The new nine-year agreement will see the Westfalenstadion continue to be officially known as Signal Iduna Park until June 30, 2031.
Signal Iduna has been a sponsor of Dortmund since 1974 and has held naming rights to the club’s stadium since 2005. Financial terms of the new deal were not disclosed but German newspaper Bild reports that the agreement will be worth €100m (£83.7m/$112.3m) in total.
Dortmund chief executive Hans-Joachim Watzke said: “Signal Iduna is not only the largest private employer in Dortmund, but also a very reliable partner for us that stands by BVB in good times and bad.
“When our club feared for its existence at the beginning of the millennium, Signal Iduna was one of the first companies to unconditionally side with us and thus helped to ensure BVB’s survival. We won’t forget that.”

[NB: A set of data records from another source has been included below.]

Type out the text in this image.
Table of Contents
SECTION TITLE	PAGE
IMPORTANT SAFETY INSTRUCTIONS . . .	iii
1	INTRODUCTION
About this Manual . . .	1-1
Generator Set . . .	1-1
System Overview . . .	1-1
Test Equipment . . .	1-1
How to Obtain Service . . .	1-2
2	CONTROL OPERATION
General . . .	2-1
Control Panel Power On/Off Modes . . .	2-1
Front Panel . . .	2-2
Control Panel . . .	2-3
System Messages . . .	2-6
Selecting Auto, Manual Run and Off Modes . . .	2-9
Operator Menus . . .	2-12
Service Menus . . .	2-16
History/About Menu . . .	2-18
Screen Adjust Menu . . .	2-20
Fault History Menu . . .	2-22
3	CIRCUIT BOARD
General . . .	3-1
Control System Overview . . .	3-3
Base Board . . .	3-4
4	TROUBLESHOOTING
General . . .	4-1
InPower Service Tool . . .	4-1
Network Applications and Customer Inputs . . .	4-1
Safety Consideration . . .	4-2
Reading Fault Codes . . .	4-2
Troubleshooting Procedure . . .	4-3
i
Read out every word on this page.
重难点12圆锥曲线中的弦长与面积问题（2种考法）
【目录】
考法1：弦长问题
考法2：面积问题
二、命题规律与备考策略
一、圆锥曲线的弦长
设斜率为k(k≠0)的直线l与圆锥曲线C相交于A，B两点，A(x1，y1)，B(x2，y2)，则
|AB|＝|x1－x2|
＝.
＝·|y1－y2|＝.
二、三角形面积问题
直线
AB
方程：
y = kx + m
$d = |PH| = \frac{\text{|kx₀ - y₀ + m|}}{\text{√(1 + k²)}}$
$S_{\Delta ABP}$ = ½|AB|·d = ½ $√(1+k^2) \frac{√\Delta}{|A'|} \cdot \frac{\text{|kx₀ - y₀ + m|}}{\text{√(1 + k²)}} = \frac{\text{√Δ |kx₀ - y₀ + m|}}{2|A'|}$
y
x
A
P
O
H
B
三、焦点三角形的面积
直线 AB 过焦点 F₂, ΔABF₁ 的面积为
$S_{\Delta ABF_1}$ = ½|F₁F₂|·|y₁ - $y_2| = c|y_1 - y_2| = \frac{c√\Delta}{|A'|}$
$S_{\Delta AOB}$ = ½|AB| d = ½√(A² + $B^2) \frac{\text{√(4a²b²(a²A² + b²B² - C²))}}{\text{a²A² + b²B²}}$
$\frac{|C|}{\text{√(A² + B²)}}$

Ulrich Leitermann, chief executive of Signal Iduna, added: “We grew up together in Dortmund, celebrated successes together and also got through difficult times. Our partnership with BVB underscores our claim, which we also have for our customer relationships: We want to be a long-term and reliable partner. We are there for each other.
“That’s why we’re proud to be able to continue on our common path for at least another nine years. We are looking forward to exciting games at Signal Iduna Park and wish the team and all fans successful times in the most beautiful stadium in the world.”
Signal Iduna Park has a capacity of around 81,000, making it the second largest club stadium in European football after Barcelona’s Camp Nou. The stadium was used as a COVID-19 Vaccine Centre last summer, offering jabs for up to 700 people per day.